If a tree falls in Brazil, it will, in fact, be heard in the U.S. - at least if a little-noticed provision in the pending climate-change bill in Congress becomes law.
As part of the far-reaching climate bill, the House is set to vote Friday on a plan to pay companies billions of dollars not to chop down trees around the world, as a way to reduce global warming.
The provision, called "offsets," has been attacked by both environmentalists and business groups as ineffective and poorly designed. Critics contend it would send scarce federal dollars overseas to plant trees when subsidies are needed at home, while the purported ecological benefits would be difficult to quantify.
The offsets "would be a transfer of wealth overseas," said William Kovacs, vice president for environmental affairs at the U.S. Chamber of Commerce.

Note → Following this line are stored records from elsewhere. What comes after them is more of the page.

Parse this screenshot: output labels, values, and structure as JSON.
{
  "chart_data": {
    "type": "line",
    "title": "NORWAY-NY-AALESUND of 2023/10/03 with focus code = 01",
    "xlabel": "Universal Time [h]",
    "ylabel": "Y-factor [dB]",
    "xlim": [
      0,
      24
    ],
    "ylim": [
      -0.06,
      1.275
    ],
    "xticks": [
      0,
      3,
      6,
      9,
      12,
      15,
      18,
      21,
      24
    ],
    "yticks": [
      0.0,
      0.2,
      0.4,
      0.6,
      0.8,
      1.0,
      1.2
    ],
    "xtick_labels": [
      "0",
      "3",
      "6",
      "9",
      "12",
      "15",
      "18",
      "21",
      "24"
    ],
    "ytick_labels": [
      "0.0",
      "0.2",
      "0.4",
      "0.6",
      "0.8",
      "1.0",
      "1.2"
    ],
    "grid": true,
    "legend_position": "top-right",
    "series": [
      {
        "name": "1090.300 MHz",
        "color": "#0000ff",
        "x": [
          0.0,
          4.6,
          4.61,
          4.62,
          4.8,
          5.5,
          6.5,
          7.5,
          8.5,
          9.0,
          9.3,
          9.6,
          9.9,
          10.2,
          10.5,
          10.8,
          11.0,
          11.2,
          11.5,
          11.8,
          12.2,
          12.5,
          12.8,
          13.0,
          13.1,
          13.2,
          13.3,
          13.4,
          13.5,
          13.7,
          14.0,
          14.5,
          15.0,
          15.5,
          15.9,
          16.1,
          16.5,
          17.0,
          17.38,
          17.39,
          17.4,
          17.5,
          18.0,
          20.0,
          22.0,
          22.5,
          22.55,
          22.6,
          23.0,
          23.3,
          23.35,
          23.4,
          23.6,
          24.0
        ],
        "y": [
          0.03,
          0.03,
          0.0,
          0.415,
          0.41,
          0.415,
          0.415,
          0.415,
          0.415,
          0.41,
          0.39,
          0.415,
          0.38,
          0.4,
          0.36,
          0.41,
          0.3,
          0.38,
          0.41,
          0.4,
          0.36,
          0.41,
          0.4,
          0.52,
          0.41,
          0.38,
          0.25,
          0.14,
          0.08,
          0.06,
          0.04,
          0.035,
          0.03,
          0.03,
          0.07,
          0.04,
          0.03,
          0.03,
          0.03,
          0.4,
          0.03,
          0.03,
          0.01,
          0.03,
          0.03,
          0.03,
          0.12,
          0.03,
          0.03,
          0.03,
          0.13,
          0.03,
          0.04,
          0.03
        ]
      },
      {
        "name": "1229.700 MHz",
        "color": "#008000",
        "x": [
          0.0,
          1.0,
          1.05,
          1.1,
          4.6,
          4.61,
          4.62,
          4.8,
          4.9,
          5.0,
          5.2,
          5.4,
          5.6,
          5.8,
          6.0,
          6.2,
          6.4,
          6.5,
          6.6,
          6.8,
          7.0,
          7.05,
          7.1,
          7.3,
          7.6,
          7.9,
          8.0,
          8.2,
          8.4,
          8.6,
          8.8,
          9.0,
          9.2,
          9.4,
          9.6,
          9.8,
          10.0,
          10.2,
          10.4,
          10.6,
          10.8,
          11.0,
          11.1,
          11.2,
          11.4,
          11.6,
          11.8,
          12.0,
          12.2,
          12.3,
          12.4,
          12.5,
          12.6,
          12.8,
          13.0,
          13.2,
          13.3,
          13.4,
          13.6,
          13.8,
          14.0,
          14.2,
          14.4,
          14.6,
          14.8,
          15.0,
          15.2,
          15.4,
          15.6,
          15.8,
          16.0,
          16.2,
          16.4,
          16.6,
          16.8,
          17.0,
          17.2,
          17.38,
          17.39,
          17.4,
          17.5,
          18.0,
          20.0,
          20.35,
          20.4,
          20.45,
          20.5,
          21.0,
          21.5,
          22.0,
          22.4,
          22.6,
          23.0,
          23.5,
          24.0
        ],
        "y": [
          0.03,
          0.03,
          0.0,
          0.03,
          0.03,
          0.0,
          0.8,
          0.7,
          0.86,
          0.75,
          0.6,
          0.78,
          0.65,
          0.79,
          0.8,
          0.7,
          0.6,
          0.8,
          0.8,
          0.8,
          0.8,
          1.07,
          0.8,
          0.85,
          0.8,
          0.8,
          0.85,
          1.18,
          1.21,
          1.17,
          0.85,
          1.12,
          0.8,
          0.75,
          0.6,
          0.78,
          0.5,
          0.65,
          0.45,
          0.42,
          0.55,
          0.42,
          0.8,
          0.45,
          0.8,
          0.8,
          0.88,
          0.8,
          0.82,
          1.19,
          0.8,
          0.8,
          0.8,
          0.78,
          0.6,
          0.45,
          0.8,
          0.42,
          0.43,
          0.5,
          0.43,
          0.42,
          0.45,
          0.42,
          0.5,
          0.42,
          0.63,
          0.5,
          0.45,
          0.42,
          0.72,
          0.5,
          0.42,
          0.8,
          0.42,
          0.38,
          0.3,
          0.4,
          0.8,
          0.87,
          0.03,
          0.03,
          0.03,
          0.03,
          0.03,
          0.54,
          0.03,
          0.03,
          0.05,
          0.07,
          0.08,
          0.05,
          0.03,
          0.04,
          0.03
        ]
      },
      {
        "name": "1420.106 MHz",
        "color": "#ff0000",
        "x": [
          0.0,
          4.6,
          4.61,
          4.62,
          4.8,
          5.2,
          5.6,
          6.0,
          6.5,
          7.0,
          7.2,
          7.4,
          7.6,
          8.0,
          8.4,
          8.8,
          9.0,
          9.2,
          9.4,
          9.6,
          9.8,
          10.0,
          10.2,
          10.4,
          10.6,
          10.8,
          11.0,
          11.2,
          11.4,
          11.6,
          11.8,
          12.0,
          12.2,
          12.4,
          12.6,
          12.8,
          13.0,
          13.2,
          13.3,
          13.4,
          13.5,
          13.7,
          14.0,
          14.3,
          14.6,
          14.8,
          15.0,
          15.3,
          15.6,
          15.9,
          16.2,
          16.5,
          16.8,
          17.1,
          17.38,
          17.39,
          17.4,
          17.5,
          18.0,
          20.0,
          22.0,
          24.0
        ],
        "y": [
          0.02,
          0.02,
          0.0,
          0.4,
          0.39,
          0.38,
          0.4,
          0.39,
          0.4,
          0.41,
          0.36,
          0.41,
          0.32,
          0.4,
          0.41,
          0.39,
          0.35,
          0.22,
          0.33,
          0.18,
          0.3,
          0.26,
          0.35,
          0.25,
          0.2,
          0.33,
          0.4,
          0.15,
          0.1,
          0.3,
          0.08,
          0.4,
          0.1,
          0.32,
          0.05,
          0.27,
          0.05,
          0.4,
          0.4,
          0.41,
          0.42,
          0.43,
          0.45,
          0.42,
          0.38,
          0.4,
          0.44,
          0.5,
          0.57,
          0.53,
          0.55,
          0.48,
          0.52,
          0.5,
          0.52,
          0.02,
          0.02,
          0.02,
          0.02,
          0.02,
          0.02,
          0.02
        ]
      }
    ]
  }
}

The Congressional Budget Office (CBO), the official fiscal scorekeeper on Capitol Hill, has not offered an estimate on how much the offset plan would cost, but the liberal Center for American Progress says it will be pricey.
"The international offsets market is not a huge or cheap market," said Joseph Romm, a climate expert at the center. "By 2020, the U.S. could be spending $4 billion on international offsets."
Supporters of the legislation counter that the plan recognizes the need to reduce greenhouse-gas emissions to curb global warming - in the United States and beyond. Supporting ways to keep trees alive or plant new trees, wherever those trees are located, helps the effort, they say.
Under the program, the government would reward domestic and international companies that perform approved "green" actions with certificates, called permits.
Those companies could, in turn, sell the permits to other companies that emit greenhouse gases. The permits would be, in effect, licenses to pollute - and potentially very valuable.
The heart of the climate plan would require major polluters to purchase the permits if they want to pollute above a certain level, controlling overall emissions through a market that is called "cap-and-trade."
Under the provision to be voted on in the House, the "green" companies could sell their offset permits to companies that need them because they are unable to reduce their own emissions as fast as the government would like.
But critics from both the political left and right see problems.
"You have to ask yourself, what is the purpose of this provision? Because it won't actually reduce emissions," said David Bookbinder, chief climate counsel to the Sierra Club, the environmental advocacy group.
Mr. Bookbinder said emissions could actually stay the same or increase domestically because companies could choose to buy permits instead of invest in technology to make their operations cleaner.
Kenneth P. Green, a climate specialist at the conservative American Enterprise Institute for Public Policy Research, said keeping track of which projects would be eligible for inclusion is another flaw in the plan.
"Who is responsible if there's a fire that burns down a [green] project? Will those just be wasted offsets?" he asked.
Mr. Green and others say the bill's offset provisions are too vague and leave unanswered too many questions about which projects will qualify for the offsets and how many offsets would be offered for a given project.
"The key with offsets is ensuring that they generate 'credible' emission reductions," said Evan Juska, North America senior policy manager for the Climate Group, which advises governments and business how to move to a low-carbon economy.
Mr. Juska said the bill, as written, "leaves much of it to be determined by the administrator after the program is enacted."
While tree stands are a large absorber of carbon dioxide and other greenhouse gases, they may not be the only projects that qualify for offsets. Companies that erect wind farms, install solar panels, invest in devices that trap the methane gas in landfills, use less fertilizer, or upgrade equipment at their refineries and power plants might also be eligible for offsets.
The bill would only allow 2 billion tons, or about 30 percent, of carbon-dioxide emissions to be offset a year through the so-called "green" actions.
Half of the qualifying projects must be domestic and half must be overseas, but the bill includes the option to award more offsets to international projects if not enough domestic projects are available.
The CBO projects that the thousands of firms subject to the cap-and-trade program would utilize 230 million tons of domestic offsets and 190 million tons of international offsets in 2012, the year the legislation is proposed to take effect, instead of reducing their emissions levels.